Rd-Congo: les journaux katangais piratés par des émigrés
15/4/2004
Pour obtenir l’asile politique en Europe, des Congolais fabriquent de faux articles censés avoir été publiés par des journaux katangais et témoignant qu’ils sont persécutés. Informés par des organismes européens, les éditeurs s’inquiètent
Les éditeurs des journaux paraissant au Katanga, dans le sud-est de la RD-Congo, sont inquiets. Ils ont peur d’être accusés de favoriser l’entrée illégale des Congolais en Europe. Ces derniers temps, en effet, pour obtenir le droit d’asile, des clandestins brandissent des coupures de journaux de cette province attestant qu’ils sont pourchassés pour leurs opinions politiques ou qu’ils ont été emprisonnés sans procès. Ces sans-papiers ne manquent pas d’alibis. Certains disent qu’ils sont traqués parce qu’ils y sont nés d’un père tutsi du Rwanda et d’une mère luba congolaise. D’autres prétendent qu’ils sont poursuivis par le régime de Kabila parce que leur frère de tribu, Katebe Katoto, du sud du Katanga, a fait alliance avec les ex-rebelles congolais soutenus par le Rwanda à l’est du pays.
À Kinshasa, depuis plusieurs années déjà, des journalistes peu scrupuleux se font payer par des candidats à l’émigration pour écrire des articles racontant que ceux-ci sont menacés par le régime en place afin de justifier leur demande d’asile politique. Au Katanga, ce sont les émigrés qui écrivent eux-mêmes les articles et les font passer pour des informations publiées par les journaux. Éditrice du journal Esther, Maguy Kikontwe estime que l’absence de journaux sur la toile favorise la contrefaçon. Selon elle, "ce n’est pas possible de pirater un journal qui est sur le Web car on peut se faire prendre très vite". Diffusés uniquement à Lubumbashi et à très peu d’exemplaires, ces titres sont introuvables à l’extérieur ce qui facilite leur piratage.

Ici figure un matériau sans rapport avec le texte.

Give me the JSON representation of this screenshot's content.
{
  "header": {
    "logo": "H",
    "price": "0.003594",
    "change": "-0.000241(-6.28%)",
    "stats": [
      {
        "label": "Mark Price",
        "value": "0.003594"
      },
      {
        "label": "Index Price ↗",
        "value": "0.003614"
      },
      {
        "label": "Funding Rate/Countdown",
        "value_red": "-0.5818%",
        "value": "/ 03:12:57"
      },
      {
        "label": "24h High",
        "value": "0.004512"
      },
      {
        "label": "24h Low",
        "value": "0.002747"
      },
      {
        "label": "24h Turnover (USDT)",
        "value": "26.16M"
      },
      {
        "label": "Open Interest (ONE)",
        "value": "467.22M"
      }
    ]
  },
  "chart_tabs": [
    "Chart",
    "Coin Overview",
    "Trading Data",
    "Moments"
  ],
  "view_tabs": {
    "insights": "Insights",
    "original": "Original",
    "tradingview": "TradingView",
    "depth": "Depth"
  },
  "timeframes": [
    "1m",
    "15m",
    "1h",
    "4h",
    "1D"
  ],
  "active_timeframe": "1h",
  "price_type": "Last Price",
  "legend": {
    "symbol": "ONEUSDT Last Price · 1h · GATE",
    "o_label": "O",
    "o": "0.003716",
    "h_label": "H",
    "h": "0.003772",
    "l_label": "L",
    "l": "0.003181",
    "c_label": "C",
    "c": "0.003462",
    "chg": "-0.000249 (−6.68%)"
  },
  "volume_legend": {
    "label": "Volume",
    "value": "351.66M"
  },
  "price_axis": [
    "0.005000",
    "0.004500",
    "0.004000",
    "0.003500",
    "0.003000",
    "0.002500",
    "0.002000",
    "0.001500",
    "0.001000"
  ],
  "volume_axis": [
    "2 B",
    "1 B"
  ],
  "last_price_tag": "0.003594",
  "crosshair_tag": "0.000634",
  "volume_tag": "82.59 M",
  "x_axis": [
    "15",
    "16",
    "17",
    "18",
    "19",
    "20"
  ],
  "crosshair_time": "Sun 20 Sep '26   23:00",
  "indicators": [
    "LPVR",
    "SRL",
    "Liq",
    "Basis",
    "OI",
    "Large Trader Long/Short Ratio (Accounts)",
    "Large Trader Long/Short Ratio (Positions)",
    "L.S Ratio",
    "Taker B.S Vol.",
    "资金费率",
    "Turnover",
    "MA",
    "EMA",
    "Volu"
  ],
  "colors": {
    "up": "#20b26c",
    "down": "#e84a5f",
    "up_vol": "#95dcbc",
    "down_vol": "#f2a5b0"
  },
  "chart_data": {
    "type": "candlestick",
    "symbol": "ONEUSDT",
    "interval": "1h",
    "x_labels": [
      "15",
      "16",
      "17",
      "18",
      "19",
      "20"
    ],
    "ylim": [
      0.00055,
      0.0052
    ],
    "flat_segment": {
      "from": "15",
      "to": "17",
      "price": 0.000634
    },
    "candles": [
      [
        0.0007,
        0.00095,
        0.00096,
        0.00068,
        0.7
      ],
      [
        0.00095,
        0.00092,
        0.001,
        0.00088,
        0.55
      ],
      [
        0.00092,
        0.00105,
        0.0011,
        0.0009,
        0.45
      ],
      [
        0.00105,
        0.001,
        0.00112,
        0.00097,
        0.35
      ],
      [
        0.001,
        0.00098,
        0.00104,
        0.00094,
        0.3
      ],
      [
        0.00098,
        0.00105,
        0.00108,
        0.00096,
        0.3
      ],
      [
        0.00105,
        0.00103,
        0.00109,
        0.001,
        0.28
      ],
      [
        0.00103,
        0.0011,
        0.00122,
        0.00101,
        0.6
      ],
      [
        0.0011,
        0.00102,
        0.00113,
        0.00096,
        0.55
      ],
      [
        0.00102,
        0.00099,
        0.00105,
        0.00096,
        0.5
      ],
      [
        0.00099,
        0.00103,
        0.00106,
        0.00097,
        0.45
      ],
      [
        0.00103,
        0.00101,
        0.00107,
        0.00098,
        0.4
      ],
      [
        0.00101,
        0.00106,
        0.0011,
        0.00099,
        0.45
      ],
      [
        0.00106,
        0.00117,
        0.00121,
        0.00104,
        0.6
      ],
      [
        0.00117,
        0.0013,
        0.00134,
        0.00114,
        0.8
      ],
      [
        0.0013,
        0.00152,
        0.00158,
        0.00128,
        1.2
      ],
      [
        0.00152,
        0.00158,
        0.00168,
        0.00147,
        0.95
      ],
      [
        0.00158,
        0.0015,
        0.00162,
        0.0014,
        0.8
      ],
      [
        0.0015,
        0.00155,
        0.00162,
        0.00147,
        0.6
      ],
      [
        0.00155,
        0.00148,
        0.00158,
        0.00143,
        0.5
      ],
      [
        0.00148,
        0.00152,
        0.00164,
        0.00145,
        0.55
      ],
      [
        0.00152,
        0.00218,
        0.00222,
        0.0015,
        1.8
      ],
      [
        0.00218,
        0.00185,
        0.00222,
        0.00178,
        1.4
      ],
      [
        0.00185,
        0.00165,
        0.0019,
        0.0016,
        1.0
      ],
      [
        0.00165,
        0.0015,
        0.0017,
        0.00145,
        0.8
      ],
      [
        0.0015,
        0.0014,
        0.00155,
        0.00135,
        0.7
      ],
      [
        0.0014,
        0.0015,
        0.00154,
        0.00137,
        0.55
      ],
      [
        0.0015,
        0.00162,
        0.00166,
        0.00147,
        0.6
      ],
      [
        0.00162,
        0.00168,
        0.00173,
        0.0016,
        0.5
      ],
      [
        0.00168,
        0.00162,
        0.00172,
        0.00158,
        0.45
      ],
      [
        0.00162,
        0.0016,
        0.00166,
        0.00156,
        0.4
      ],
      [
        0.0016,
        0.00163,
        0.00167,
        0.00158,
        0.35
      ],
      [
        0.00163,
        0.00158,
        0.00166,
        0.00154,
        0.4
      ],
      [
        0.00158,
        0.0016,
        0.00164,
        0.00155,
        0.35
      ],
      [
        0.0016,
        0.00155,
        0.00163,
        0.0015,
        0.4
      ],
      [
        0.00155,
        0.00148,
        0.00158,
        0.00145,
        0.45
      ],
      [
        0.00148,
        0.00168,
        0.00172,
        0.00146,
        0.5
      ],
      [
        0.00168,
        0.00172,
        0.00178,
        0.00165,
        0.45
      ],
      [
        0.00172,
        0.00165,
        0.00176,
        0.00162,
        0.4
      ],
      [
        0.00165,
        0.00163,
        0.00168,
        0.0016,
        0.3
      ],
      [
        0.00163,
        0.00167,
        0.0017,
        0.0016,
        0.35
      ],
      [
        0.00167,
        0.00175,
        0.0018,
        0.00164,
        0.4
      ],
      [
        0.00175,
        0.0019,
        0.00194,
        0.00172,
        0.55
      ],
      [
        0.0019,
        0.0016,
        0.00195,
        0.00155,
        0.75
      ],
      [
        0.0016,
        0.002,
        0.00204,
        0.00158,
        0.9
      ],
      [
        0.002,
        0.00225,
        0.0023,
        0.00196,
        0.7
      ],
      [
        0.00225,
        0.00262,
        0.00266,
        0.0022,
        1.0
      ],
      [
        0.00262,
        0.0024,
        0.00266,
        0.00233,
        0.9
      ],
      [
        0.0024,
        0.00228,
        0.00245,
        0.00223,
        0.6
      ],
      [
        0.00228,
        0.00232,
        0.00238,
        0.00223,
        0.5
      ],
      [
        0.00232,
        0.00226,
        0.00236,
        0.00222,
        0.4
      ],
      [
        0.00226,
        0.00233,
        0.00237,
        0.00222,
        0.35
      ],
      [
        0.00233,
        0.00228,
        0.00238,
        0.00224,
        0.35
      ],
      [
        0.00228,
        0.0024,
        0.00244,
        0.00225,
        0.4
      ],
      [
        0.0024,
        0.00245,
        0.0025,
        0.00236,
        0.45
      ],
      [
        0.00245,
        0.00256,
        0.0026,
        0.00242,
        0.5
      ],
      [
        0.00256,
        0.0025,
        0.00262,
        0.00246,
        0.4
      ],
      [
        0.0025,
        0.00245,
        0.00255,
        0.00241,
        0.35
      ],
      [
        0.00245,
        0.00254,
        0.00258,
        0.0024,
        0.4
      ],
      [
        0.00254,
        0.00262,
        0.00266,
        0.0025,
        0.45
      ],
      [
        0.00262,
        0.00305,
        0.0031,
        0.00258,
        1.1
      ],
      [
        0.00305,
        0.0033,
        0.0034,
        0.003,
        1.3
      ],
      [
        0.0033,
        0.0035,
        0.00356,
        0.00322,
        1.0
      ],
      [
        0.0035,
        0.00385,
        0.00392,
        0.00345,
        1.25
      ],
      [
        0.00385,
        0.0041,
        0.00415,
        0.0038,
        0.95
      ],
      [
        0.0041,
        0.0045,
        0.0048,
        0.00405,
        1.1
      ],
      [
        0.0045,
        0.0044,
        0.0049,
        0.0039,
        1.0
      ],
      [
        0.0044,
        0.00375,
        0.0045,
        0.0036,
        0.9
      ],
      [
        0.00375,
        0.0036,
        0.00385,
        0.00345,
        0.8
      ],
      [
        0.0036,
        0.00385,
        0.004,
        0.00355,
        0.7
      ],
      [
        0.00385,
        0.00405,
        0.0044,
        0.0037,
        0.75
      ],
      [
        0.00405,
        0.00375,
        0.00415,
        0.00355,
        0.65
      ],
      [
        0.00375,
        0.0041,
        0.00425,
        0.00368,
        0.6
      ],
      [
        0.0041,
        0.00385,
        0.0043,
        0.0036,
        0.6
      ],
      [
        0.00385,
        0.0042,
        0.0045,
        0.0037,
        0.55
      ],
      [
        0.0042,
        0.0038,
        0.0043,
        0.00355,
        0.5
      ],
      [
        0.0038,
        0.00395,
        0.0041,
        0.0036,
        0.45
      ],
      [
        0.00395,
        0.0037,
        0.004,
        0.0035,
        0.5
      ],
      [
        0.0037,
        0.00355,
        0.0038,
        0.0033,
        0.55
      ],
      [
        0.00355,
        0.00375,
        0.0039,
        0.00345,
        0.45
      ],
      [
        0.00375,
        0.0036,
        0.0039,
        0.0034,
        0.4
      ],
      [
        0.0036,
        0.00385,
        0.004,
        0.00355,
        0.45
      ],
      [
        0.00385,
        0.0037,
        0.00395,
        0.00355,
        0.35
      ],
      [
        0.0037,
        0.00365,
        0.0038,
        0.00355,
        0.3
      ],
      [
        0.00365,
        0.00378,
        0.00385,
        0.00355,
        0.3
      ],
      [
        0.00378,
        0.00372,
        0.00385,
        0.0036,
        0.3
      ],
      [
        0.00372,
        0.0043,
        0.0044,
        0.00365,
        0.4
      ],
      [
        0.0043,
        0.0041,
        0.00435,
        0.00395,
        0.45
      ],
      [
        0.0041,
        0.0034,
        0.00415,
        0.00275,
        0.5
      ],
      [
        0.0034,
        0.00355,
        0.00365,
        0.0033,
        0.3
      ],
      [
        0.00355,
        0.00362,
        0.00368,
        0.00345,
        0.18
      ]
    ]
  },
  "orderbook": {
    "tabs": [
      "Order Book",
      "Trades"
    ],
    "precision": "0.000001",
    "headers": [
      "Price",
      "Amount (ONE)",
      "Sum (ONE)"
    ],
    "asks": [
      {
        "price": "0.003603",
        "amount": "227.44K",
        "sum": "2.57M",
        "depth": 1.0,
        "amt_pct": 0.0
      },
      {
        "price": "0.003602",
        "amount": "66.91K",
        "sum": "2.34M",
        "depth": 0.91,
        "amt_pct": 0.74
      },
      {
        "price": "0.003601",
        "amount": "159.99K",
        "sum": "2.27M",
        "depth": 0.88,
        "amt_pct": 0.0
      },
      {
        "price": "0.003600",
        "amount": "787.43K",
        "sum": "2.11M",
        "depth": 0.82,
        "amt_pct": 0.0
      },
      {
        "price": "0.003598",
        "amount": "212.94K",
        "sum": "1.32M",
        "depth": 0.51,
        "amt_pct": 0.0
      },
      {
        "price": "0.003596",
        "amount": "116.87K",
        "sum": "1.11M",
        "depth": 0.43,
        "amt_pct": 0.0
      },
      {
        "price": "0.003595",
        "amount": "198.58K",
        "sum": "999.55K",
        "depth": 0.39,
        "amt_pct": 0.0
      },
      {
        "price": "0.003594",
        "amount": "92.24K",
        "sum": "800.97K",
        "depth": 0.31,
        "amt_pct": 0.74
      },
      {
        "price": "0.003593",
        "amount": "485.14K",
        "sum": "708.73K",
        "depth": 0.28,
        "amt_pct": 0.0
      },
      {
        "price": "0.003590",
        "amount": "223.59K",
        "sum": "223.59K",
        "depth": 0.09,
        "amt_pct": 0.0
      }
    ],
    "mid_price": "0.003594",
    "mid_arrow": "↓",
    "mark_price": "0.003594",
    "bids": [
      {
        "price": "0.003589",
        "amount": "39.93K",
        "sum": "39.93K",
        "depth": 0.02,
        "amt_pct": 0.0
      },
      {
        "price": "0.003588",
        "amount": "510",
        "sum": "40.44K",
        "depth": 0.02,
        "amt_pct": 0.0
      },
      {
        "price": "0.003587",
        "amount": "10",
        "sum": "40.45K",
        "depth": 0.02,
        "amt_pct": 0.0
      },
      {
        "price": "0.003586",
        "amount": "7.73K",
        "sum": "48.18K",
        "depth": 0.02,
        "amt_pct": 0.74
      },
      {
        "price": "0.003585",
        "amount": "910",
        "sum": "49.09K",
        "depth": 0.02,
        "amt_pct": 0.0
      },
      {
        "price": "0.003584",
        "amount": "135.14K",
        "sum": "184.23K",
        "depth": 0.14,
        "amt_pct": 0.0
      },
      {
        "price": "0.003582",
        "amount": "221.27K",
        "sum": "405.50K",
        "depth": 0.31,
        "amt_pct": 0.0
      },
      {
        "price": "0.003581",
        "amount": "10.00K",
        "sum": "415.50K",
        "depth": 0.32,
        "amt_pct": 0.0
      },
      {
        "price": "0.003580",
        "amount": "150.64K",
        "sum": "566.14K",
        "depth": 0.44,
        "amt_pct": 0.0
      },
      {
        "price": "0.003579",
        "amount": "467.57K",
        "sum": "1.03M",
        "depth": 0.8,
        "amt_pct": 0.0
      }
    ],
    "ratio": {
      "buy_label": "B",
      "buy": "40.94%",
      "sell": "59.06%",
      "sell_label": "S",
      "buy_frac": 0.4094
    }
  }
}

De faux articles jamais publiés
Pour autant les Occidentaux ne sont pas dupes. Pour vérifier l’authenticité de ces articles, ils interrogent souvent les Ong de défense des droits humains. "L’Office canadien des réfugiés à Montréal au Canada nous a par exemple demandé récemment d’attester si le journal Le Lushois existe bien à Lubumbashi, témoigne Dieudonné Been Masudi, directeur exécutif du Centre des droits de l’homme de cette ville. Ils nous ont demandé de leur trouver des exemplaires du Lushois de juillet 2003 et la copie de l’une des éditions d’un mois de 2003". Outre les services chargés des dossiers des réfugiés, "les avocats de certains clandestins de Belgique et des États-Unis, poursuit Dieudonné, nous contactent régulièrement pour vérifier certaines dépositions de leurs clients. Même Amnesty International nous a déjà écrit de Londres pour enquêter sur le cas de demandeurs d’asile congolais".
Les autorités des pays européens sont de moins en moins enclines à prêter foi aux soi-disant preuves de persécution de ces demandeurs. L’utilisation d’articles de journaux de complaisance ou fabriqués de toutes pièces ne convainc plus les organismes chargés d’étudier les dossiers. Selon Jérôme Camus, de la Commission de recours des réfugiés à Paris, le stratagème est désormais bien connu. Ces "preuves" ne suffisent plus pour obtenir l’asile politique.
Des éditeurs désemparés
Les éditeurs katangais, eux, sont embarrassés. L’éditeur du journal Le Devoir , Jean Pierre Lenge, a reçu une lettre du conseiller d’immigration de l’Advisory Service en Grande-Bretagne l’interrogeant sur son journal. "Reconnaissez-vous en votre âme et conscience, lui demandait-il, avoir publié en 2003 cet article dont vous trouverez une copie en annexe ?". Après vérification, il s’agissait d’un faux. "Je leur ai dit que ce demandeur d’asile est un escroc, poursuit cet éditeur, car nous n’avons jamais écrit dans notre journal que la vie de ce monsieur du Nord-Kivu était en danger".
Noé Ngoy Kikungula, éditeur du Lushois a connu, à plusieurs reprises, la même mésaventure. Depuis le début de l’année, il a été contacté par un organisme basé à Genève et par le ministère belge des Affaires étrangères. "Je n’ai pas caché mon indignation et j’ai dit haut et fort au téléphone que mon journal n’avait jamais publié un article sur ces clandestins qui prétendent être en insécurité en RD-Congo."
Face à ces escroqueries dont ils sont aussi les victimes, les éditeurs, désemparés, craignent de se voir accusés de complicité dans le "trafic des êtres humains", selon les termes employés en Europe.